Young Lady
Irina (her early transcription was Irene) lived with her brother in Hartford, Connecticut, attending post-graduate programs at Hartford Public High School in 1931. Her status as a visiting student was threatened when a spurned suitor reported her for working as an artist. She was returned to Ellis Island. Through the intercession of, and personal interview with, Fannie Perkins (then New York State's industrial commissioner and soon to become the first woman to serve as Secretary of Labor) Irina won a reprieve. Later, in a ceremony conducted by Chief Justice Hughes, she became a naturalized citizen. She studied voice, drama and opera. She finished fashion design school in New York City. She served one season as social director at the Sagamore Hotel, where one day her fast action saved the life of the senior Bechtel, Warren A. Bechtel, cementing a life-long friendship with the family.
She was an avid, and ultimately champion, fencer.
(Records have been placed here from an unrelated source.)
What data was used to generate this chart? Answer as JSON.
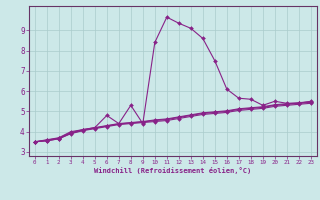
{
  "xlabel": "Windchill (Refroidissement éolien,°C)",
  "background_color": "#cce8e8",
  "grid_color": "#aacccc",
  "line_color": "#882288",
  "spine_color": "#663366",
  "xlim": [
    -0.5,
    23.5
  ],
  "ylim": [
    2.8,
    10.2
  ],
  "yticks": [
    3,
    4,
    5,
    6,
    7,
    8,
    9
  ],
  "xticks": [
    0,
    1,
    2,
    3,
    4,
    5,
    6,
    7,
    8,
    9,
    10,
    11,
    12,
    13,
    14,
    15,
    16,
    17,
    18,
    19,
    20,
    21,
    22,
    23
  ],
  "series": [
    {
      "x": [
        0,
        1,
        2,
        3,
        4,
        5,
        6,
        7,
        8,
        9,
        10,
        11,
        12,
        13,
        14,
        15,
        16,
        17,
        18,
        19,
        20,
        21,
        22,
        23
      ],
      "y": [
        3.5,
        3.6,
        3.7,
        4.0,
        4.1,
        4.2,
        4.8,
        4.4,
        5.3,
        4.4,
        8.4,
        9.65,
        9.35,
        9.1,
        8.6,
        7.5,
        6.1,
        5.65,
        5.6,
        5.3,
        5.5,
        5.4,
        5.4,
        5.5
      ]
    },
    {
      "x": [
        0,
        1,
        2,
        3,
        4,
        5,
        6,
        7,
        8,
        9,
        10,
        11,
        12,
        13,
        14,
        15,
        16,
        17,
        18,
        19,
        20,
        21,
        22,
        23
      ],
      "y": [
        3.5,
        3.55,
        3.65,
        3.9,
        4.05,
        4.15,
        4.25,
        4.35,
        4.4,
        4.45,
        4.5,
        4.55,
        4.65,
        4.75,
        4.85,
        4.9,
        4.95,
        5.05,
        5.1,
        5.15,
        5.25,
        5.3,
        5.35,
        5.4
      ]
    },
    {
      "x": [
        0,
        1,
        2,
        3,
        4,
        5,
        6,
        7,
        8,
        9,
        10,
        11,
        12,
        13,
        14,
        15,
        16,
        17,
        18,
        19,
        20,
        21,
        22,
        23
      ],
      "y": [
        3.5,
        3.55,
        3.65,
        3.92,
        4.07,
        4.18,
        4.28,
        4.38,
        4.43,
        4.48,
        4.55,
        4.6,
        4.7,
        4.8,
        4.9,
        4.95,
        5.0,
        5.1,
        5.15,
        5.2,
        5.3,
        5.35,
        5.4,
        5.45
      ]
    },
    {
      "x": [
        0,
        1,
        2,
        3,
        4,
        5,
        6,
        7,
        8,
        9,
        10,
        11,
        12,
        13,
        14,
        15,
        16,
        17,
        18,
        19,
        20,
        21,
        22,
        23
      ],
      "y": [
        3.5,
        3.58,
        3.68,
        3.95,
        4.1,
        4.2,
        4.3,
        4.4,
        4.45,
        4.5,
        4.58,
        4.63,
        4.73,
        4.83,
        4.93,
        4.98,
        5.03,
        5.13,
        5.18,
        5.23,
        5.33,
        5.38,
        5.43,
        5.48
      ]
    }
  ]
}
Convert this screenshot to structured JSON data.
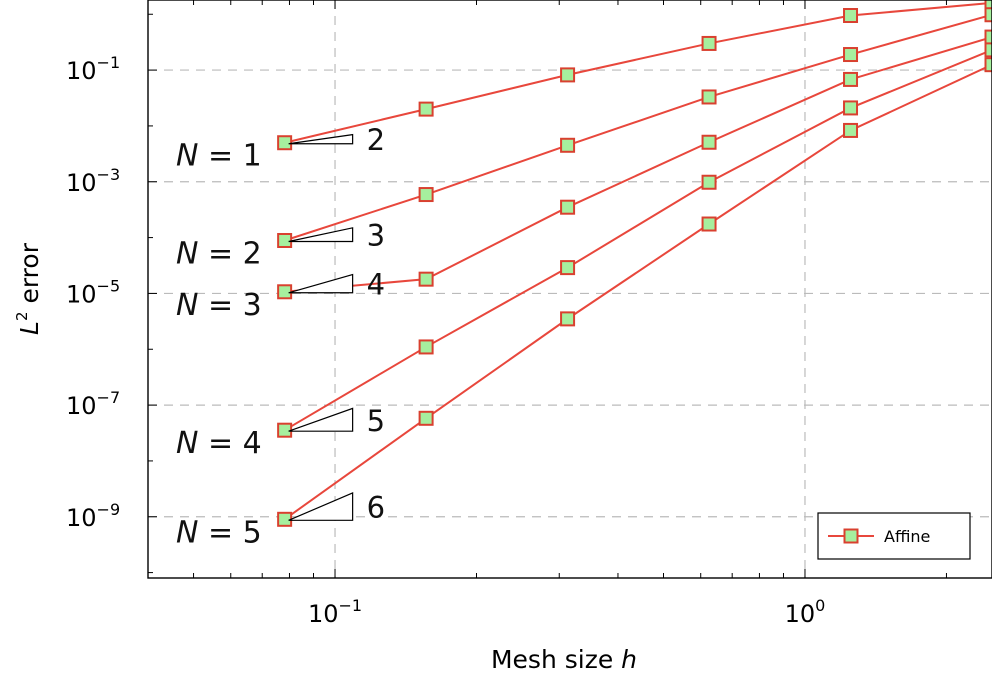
{
  "chart_data": {
    "type": "line",
    "xlabel": "Mesh size",
    "xlabel_var": "h",
    "ylabel": "error",
    "ylabel_prefix": "L",
    "ylabel_sup": "2",
    "xscale": "log",
    "yscale": "log",
    "xlim": [
      0.04,
      2.5
    ],
    "ylim": [
      8e-11,
      1.8
    ],
    "grid": true,
    "legend": {
      "entries": [
        "Affine"
      ],
      "placement": "lower-right"
    },
    "x": [
      0.078125,
      0.15625,
      0.3125,
      0.625,
      1.25,
      2.5
    ],
    "series": [
      {
        "label": "N = 1",
        "values": [
          0.005,
          0.02,
          0.082,
          0.3,
          0.95,
          1.6
        ]
      },
      {
        "label": "N = 2",
        "values": [
          8.87e-05,
          0.00059,
          0.0045,
          0.033,
          0.19,
          0.98
        ]
      },
      {
        "label": "N = 3",
        "values": [
          1.07e-05,
          1.8e-05,
          0.00035,
          0.0051,
          0.068,
          0.39
        ]
      },
      {
        "label": "N = 4",
        "values": [
          3.55e-08,
          1.1e-06,
          2.9e-05,
          0.00098,
          0.021,
          0.23
        ]
      },
      {
        "label": "N = 5",
        "values": [
          9e-10,
          5.8e-08,
          3.5e-06,
          0.000175,
          0.0083,
          0.125
        ]
      }
    ],
    "slopes": [
      "2",
      "3",
      "4",
      "5",
      "6"
    ],
    "colors": {
      "line": "#e8473c",
      "marker_fill": "#a6ef9e",
      "marker_edge": "#d9402f",
      "grid": "#bbbbbb"
    },
    "x_ticks": [
      {
        "value": 0.1,
        "base": "10",
        "exp": "−1"
      },
      {
        "value": 1,
        "base": "10",
        "exp": "0"
      }
    ],
    "y_ticks": [
      {
        "value": 0.1,
        "base": "10",
        "exp": "−1"
      },
      {
        "value": 0.001,
        "base": "10",
        "exp": "−3"
      },
      {
        "value": 1e-05,
        "base": "10",
        "exp": "−5"
      },
      {
        "value": 1e-07,
        "base": "10",
        "exp": "−7"
      },
      {
        "value": 1e-09,
        "base": "10",
        "exp": "−9"
      }
    ]
  }
}
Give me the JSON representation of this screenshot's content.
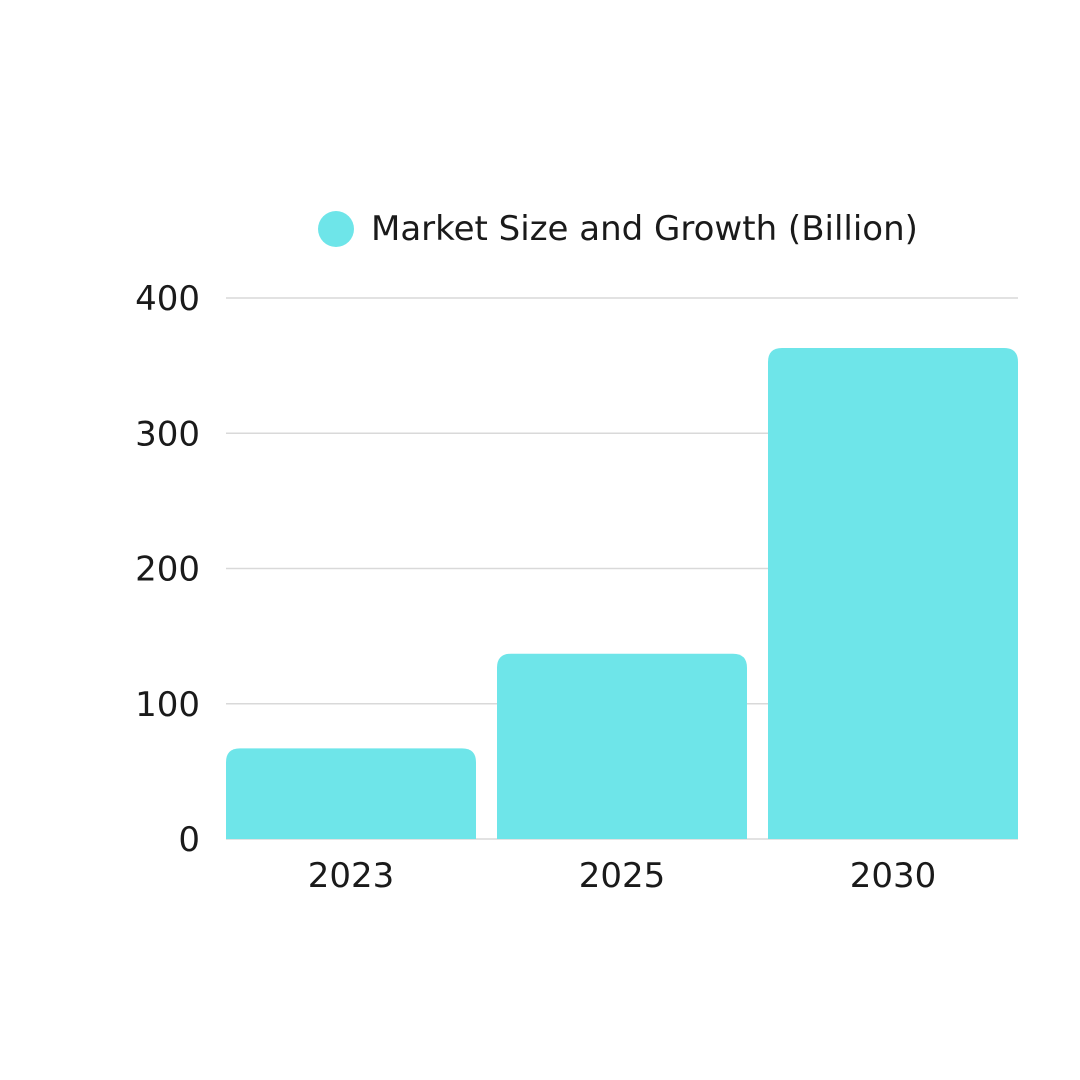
{
  "chart_data": {
    "type": "bar",
    "categories": [
      "2023",
      "2025",
      "2030"
    ],
    "series": [
      {
        "name": "Market Size and Growth (Billion)",
        "values": [
          67,
          137,
          363
        ],
        "color": "#6ee5e9"
      }
    ],
    "yticks": [
      0,
      100,
      200,
      300,
      400
    ],
    "ylim": [
      0,
      400
    ],
    "title": "",
    "xlabel": "",
    "ylabel": "",
    "grid": true,
    "legend": "top-center",
    "colors": {
      "bar": "#6ee5e9",
      "grid": "#d9d9d9",
      "text": "#1a1a1a",
      "background": "#ffffff"
    }
  }
}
In one match, January 7, 1934, reported in the New York Times in which her brother, Paul Roudakoff, also competed, the New York Times reports: The Hartford Fencers Club women's team upset New York University's intercollegiate championship women's fencing unit, 10 to 6. Miss Irene (sic) Roudakoff, Hartford, in foils, defeated Miss Seiden, 5-4, Miss Suskin, 5-4, and Miss Mildred Atlas (substitute for Miss Hurwitz), 5-2. She lost to NYU's Miss Harriett Graver, 5-4.
Later she was awarded first prize, in foils, at the 1937 N.E. Women's Championship.
She gave fencing lessons to Amelia Earhart, who offered to give Irina flying lessons in return.
At one point engaged to Katharine Hepburn's brother]] (Irina gave Russian lessons to their mother), ultimately, on September 17, 1942, Irina married Konstantine Belotelkin (May 18, 1905 – July 7, 1996), a classmate of her brother's from the Corps des Pages, a graduate of Yale (MS Forestry '35), and a fellow member of the Russian Ancien Régime. They lived in Hartford, Connecticut and New York City, before settling in San Francisco, California.
Irina was a masterful hostess, a discipline developed through years of dedicated practice. Here is an early example (May 5, 1943, New York Times) of what became her typical pattern of combining high-entertainment and worthy causes:
Members of the Strykers Lane Auxiliary, Inc., have arranged a Russian supper party in behalf of the Strykers Lane Community Center ... In charge of the arrangements is Mrs. Konstantine Belotelkin, whose aides include Mrs. Morris Ketchum, Mrs. Alistair Cooke, Mrs. Robert Crane Jr., Mrs. Walter Moffitt, and Mrs. Charles Tilton.